He jerked mid-stride, the sound leaving his throat half-formed. He hit the dock hard, blood spilling dark in the rain.
“Dan!”
Vivian slid on the slick planks and dropped beside him. She pressed both hands against the wound—center mass, too much blood for any field dressing to matter. “I told you not to get involved, to stay out of sight.”
Blake crouched low, firing short bursts over their heads, shouting for her to move, but she couldn’t—not yet. Dan’s eyes fluttered open, cloudy but trying to focus. He grabbed her wrist with surprising strength.
“Always knew there was dirty money here,” he rasped, rain mixing with the blood on his chin. “Didn’t know how deep until tonight.” His breath rattled. “I kept my head down and ignored the signs. But I—” He coughed, and it came wet. “I really believed you two were married.”
Vivian blinked hard against the sting behind her eyes. “Dan, don’t?—”
He managed a grin, crooked, familiar. “At least tell me I was right… that you love each other.”
She opened her mouth, but no sound came out. Her throat was raw from smoke and grief and all the things she couldn’t admit—not here, not while he was fading in her arms.
Blake’s voice came low beside her, rough and certain. “You’re right.”
Dan’s hand eased from her wrist, the tension leaving his fingers like breath leaving the world. The light in his eyes went still.
For a second, all sound blurred—the gunfire, the waves, the wind. Just her pulse and the warmth cooling under her palms. What had she done, asking him to spy for her on the docks?
Then Blake’s hand was on her shoulder, firm, urgent. “Viv. We have to move.”
She wiped the blood from her fingers, stood on shaking legs, and looked down at the man who’d believed in something simple and good—even here, in all this ruin.
Another round cracked overhead, splintering the crate behind them. The spell shattered. She met Blake’s eyes—grief, rage, love, all in one breath—and nodded.

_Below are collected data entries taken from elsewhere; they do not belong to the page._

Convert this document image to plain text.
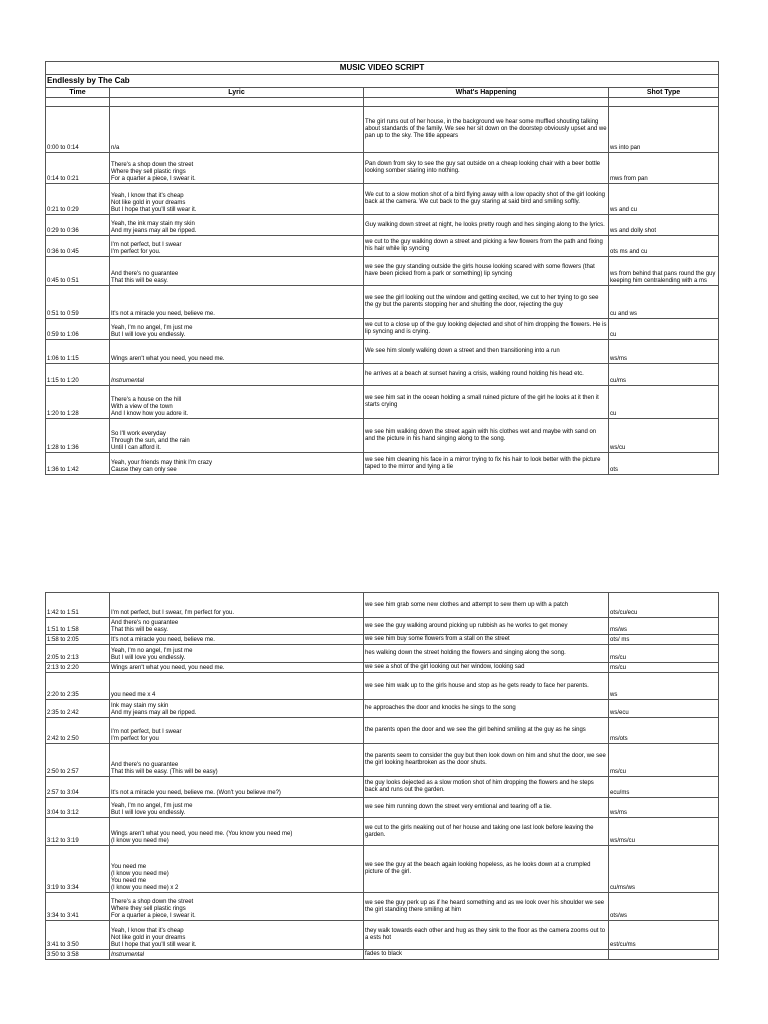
MUSIC VIDEO SCRIPT			
Endlessly by The Cab			
Time	Lyric	What's Happening	Shot Type

0:00 to 0:14	n/a	The girl runs out of her house, in the background we hear some muffled shouting talking about standards of the family. We see her sit down on the doorstep obviously upset and we pan up to the sky. The title appears	ws into pan
0:14 to 0:21	There's a shop down the street
Where they sell plastic rings
For a quarter a piece, I swear it.	Pan down from sky to see the guy sat outside on a cheap looking chair with a beer bottle looking somber staring into nothing.	mws from pan
0:21 to 0:29	Yeah, I know that it's cheap
Not like gold in your dreams
But I hope that you'll still wear it.	We cut to a slow motion shot of a bird flying away with a low opacity shot of the girl looking back at the camera. We cut back to the guy staring at said bird and smiling softly.	ws and cu
0:29 to 0:36	Yeah, the ink may stain my skin
And my jeans may all be ripped.	Guy walking down street at night, he looks pretty rough and hes singing along to the lyrics.	ws and dolly shot
0:36 to 0:45	I'm not perfect, but I swear
I'm perfect for you.	we cut to the guy walking down a street and picking a few flowers from the path and fixing his hair while lip syncing	ots ms and cu
0:45 to 0:51	And there's no guarantee
That this will be easy.	we see the guy standing outside the girls house looking scared with some flowers (that have been picked from a park or something) lip syncing	ws from behind that pans round the guy keeping him centralending with a ms
0:51 to 0:59	It's not a miracle you need, believe me.	we see the girl looking out the window and getting excited, we cut to her trying to go see the gy but the parents stopping her and shutting the door, rejecting the guy	cu and ws
0:59 to 1:06	Yeah, I'm no angel, I'm just me
But I will love you endlessly.	we cut to a close up of the guy looking dejected and shot of him dropping the flowers. He is lip syncing and is crying.	cu
1:06 to 1:15	Wings aren't what you need, you need me.	We see him slowly walking down a street and then transitioning into a run	ws/ms
1:15 to 1:20	Instrumental	he arrives at a beach at sunset having a crisis, walking round holding his head etc.	cu/ms
1:20 to 1:28	There's a house on the hill
With a view of the town
And I know how you adore it.	we see him sat in the ocean holding a small ruined picture of the girl he looks at it then it starts crying	cu
1:28 to 1:36	So I'll work everyday
Through the sun, and the rain
Until I can afford it.	we see him walking down the street again with his clothes wet and maybe with sand on and the picture in his hand singing along to the song.	ws/cu
1:36 to 1:42	Yeah, your friends may think I'm crazy
Cause they can only see	we see him cleaning his face in a mirror trying to fix his hair to look better with the picture taped to the mirror and tying a tie	ots
1:42 to 1:51	I'm not perfect, but I swear, I'm perfect for you.	we see him grab some new clothes and attempt to sew them up with a patch	ots/cu/ecu
1:51 to 1:58	And there's no guarantee
That this will be easy.	we see the guy walking around picking up rubbish as he works to get money	ms/ws
1:58 to 2:05	It's not a miracle you need, believe me.	we see him buy some flowers from a stall on the street	ots/ ms
2:05 to 2:13	Yeah, I'm no angel, I'm just me
But I will love you endlessly.	hes walking down the street holding the flowers and singing along the song.	ms/cu
2:13 to 2:20	Wings aren't what you need, you need me.	we see a shot of the girl looking out her window, looking sad	ms/cu
2:20 to 2:35	you need me x 4	we see him walk up to the girls house and stop as he gets ready to face her parents.	ws
2:35 to 2:42	Ink may stain my skin
And my jeans may all be ripped.	he approaches the door and knocks he sings to the song	ws/ecu
2:42 to 2:50	I'm not perfect, but I swear
I'm perfect for you	the parents open the door and we see the girl behind smiling at the guy as he sings	ms/ots
2:50 to 2:57	And there's no guarantee
That this will be easy. (This will be easy)	the parents seem to consider the guy but then look down on him and shut the door, we see the girl looking heartbroken as the door shuts.	ms/cu
2:57 to 3:04	It's not a miracle you need, believe me. (Won't you believe me?)	the guy looks dejected as a slow motion shot of him dropping the flowers and he steps back and runs out the garden.	ecu/ms
3:04 to 3:12	Yeah, I'm no angel, I'm just me
But I will love you endlessly.	we see him running down the street very emtional and tearing off a tie.	ws/ms
3:12 to 3:19	Wings aren't what you need, you need me. (You know you need me)
(I know you need me)	we cut to the girls neaking out of her house and taking one last look before leaving the garden.	ws/ms/cu
3:19 to 3:34	You need me
(I know you need me)
You need me
(I know you need me) x 2	we see the guy at the beach again looking hopeless, as he looks down at a crumpled picture of the girl.	cu/ms/ws
3:34 to 3:41	There's a shop down the street
Where they sell plastic rings
For a quarter a piece, I swear it.	we see the guy perk up as if he heard something and as we look over his shoulder we see the girl standing there smiling at him	ots/ws
3:41 to 3:50	Yeah, I know that it's cheap
Not like gold in your dreams
But I hope that you'll still wear it.	they walk towards each other and hug as they sink to the floor as the camera zooms out to a ests hot	est/cu/ms
3:50 to 3:58	Instrumental	fades to black	
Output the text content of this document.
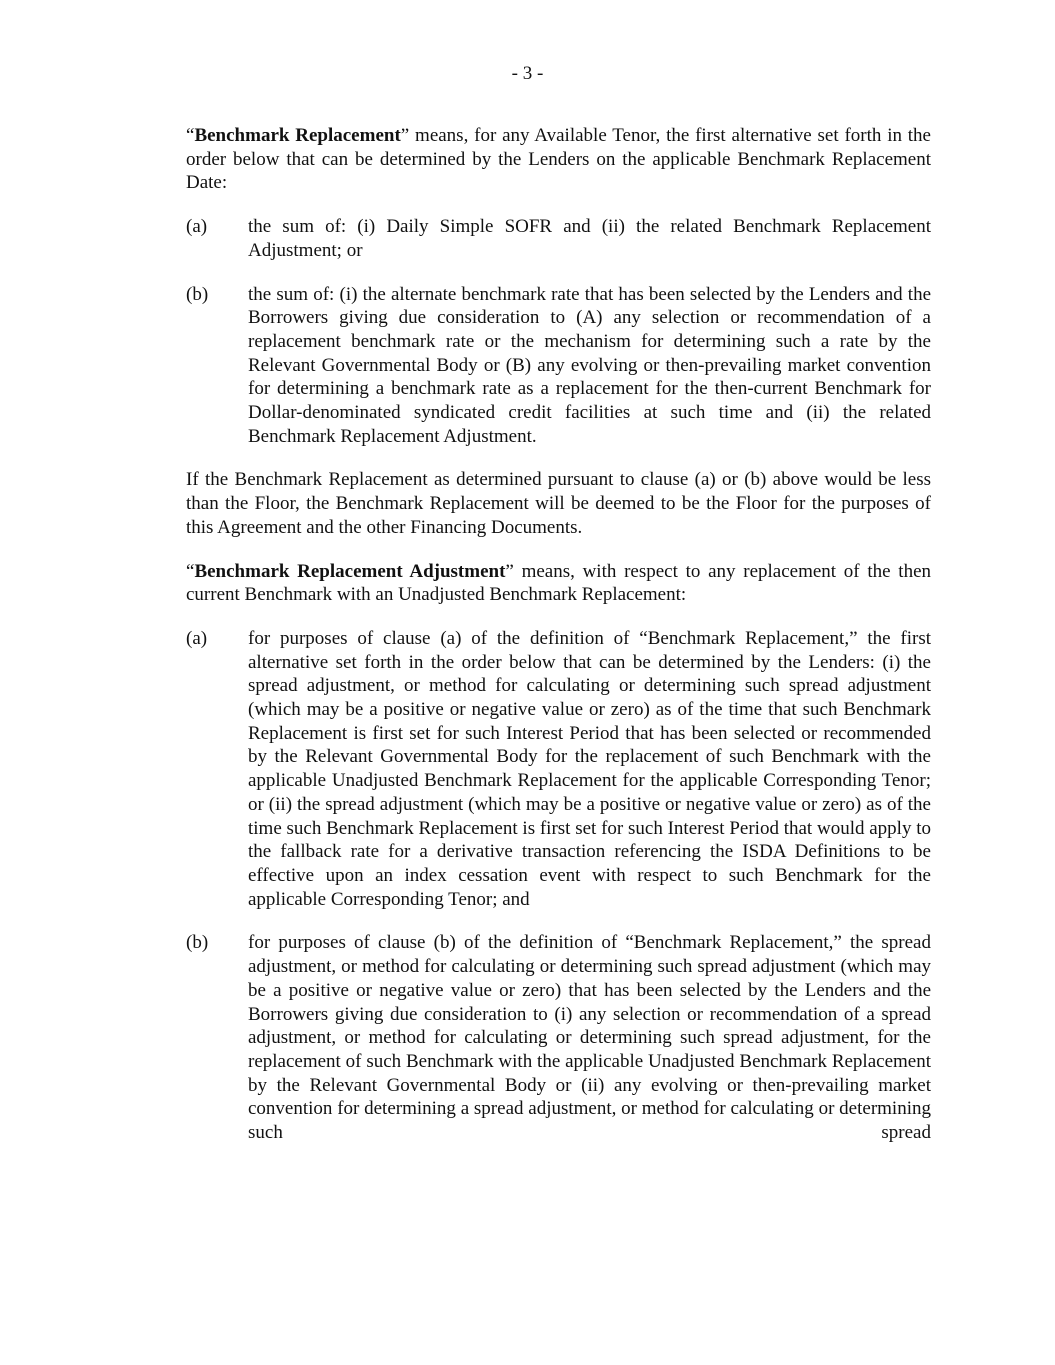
- 3 -

“Benchmark Replacement” means, for any Available Tenor, the first alternative set forth in the order below that can be determined by the Lenders on the applicable Benchmark Replacement Date:

(a)	the sum of: (i) Daily Simple SOFR and (ii) the related Benchmark Replacement Adjustment; or
(b)	the sum of: (i) the alternate benchmark rate that has been selected by the Lenders and the Borrowers giving due consideration to (A) any selection or recommendation of a replacement benchmark rate or the mechanism for determining such a rate by the Relevant Governmental Body or (B) any evolving or then-prevailing market convention for determining a benchmark rate as a replacement for the then-current Benchmark for Dollar-denominated syndicated credit facilities at such time and (ii) the related Benchmark Replacement Adjustment.

If the Benchmark Replacement as determined pursuant to clause (a) or (b) above would be less than the Floor, the Benchmark Replacement will be deemed to be the Floor for the purposes of this Agreement and the other Financing Documents.

“Benchmark Replacement Adjustment” means, with respect to any replacement of the then current Benchmark with an Unadjusted Benchmark Replacement:

(a)	for purposes of clause (a) of the definition of “Benchmark Replacement,” the first alternative set forth in the order below that can be determined by the Lenders: (i) the spread adjustment, or method for calculating or determining such spread adjustment (which may be a positive or negative value or zero) as of the time that such Benchmark Replacement is first set for such Interest Period that has been selected or recommended by the Relevant Governmental Body for the replacement of such Benchmark with the applicable Unadjusted Benchmark Replacement for the applicable Corresponding Tenor; or (ii) the spread adjustment (which may be a positive or negative value or zero) as of the time such Benchmark Replacement is first set for such Interest Period that would apply to the fallback rate for a derivative transaction referencing the ISDA Definitions to be effective upon an index cessation event with respect to such Benchmark for the applicable Corresponding Tenor; and
(b)	for purposes of clause (b) of the definition of “Benchmark Replacement,” the spread adjustment, or method for calculating or determining such spread adjustment (which may be a positive or negative value or zero) that has been selected by the Lenders and the Borrowers giving due consideration to (i) any selection or recommendation of a spread adjustment, or method for calculating or determining such spread adjustment, for the replacement of such Benchmark with the applicable Unadjusted Benchmark Replacement by the Relevant Governmental Body or (ii) any evolving or then-prevailing market convention for determining a spread adjustment, or method for calculating or determining such spread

“Let’s finish this,” she said.
They reached the end of the dock—thick fog rolling in from the water, waves hammering the pylons beneath. The outline of the boat waited at the slip—low, dark, familiar.
Only it wasn’t empty.
Figures waited at the stern—five, maybe six. One of them stepped forward, calm amid the chaos, the muzzle of his weapon pressed lightly against Mara’s small shoulder.
Vivian swallowed down her need to put a bullet where it would count.
Mara’s hair clung to her face, soaked. Her blanket was gone, her arms bound. Her eyes met Vivian’s across the stretch of dock and water—frightened, yes, but steady. Trusting.
A man’s voice carried over the wind. Smooth. Confident. “You’ve caused us a great deal of trouble, Agent Blake.”
Laurel Tide’s insignia gleamed faintly on his chest armor.
Vivian’s grip tightened on her weapon. Blake shifted beside her, taking half a step forward before she caught his arm.
Her mind was a machine of options—angles, numbers, the rhythm of gunfire closing behind them. No clean path out. No cover. Mara one twitch away from gone.
“Trust me,” she said, eyes still on the man with the gun.
Blake didn’t look at her. “I always do.”
“This one costs us everything,” she said. “Our careers. Our names.”
His laugh was low, bitter, almost a relief. “They already took those.”
The wind ripped between them, carrying the smell of cordite and salt and the electric taste of fear. She raised her weapon. The leader of Laurel Tide smiled faintly, as if amused.
Vivian’s pulse steadied into something cold and clean.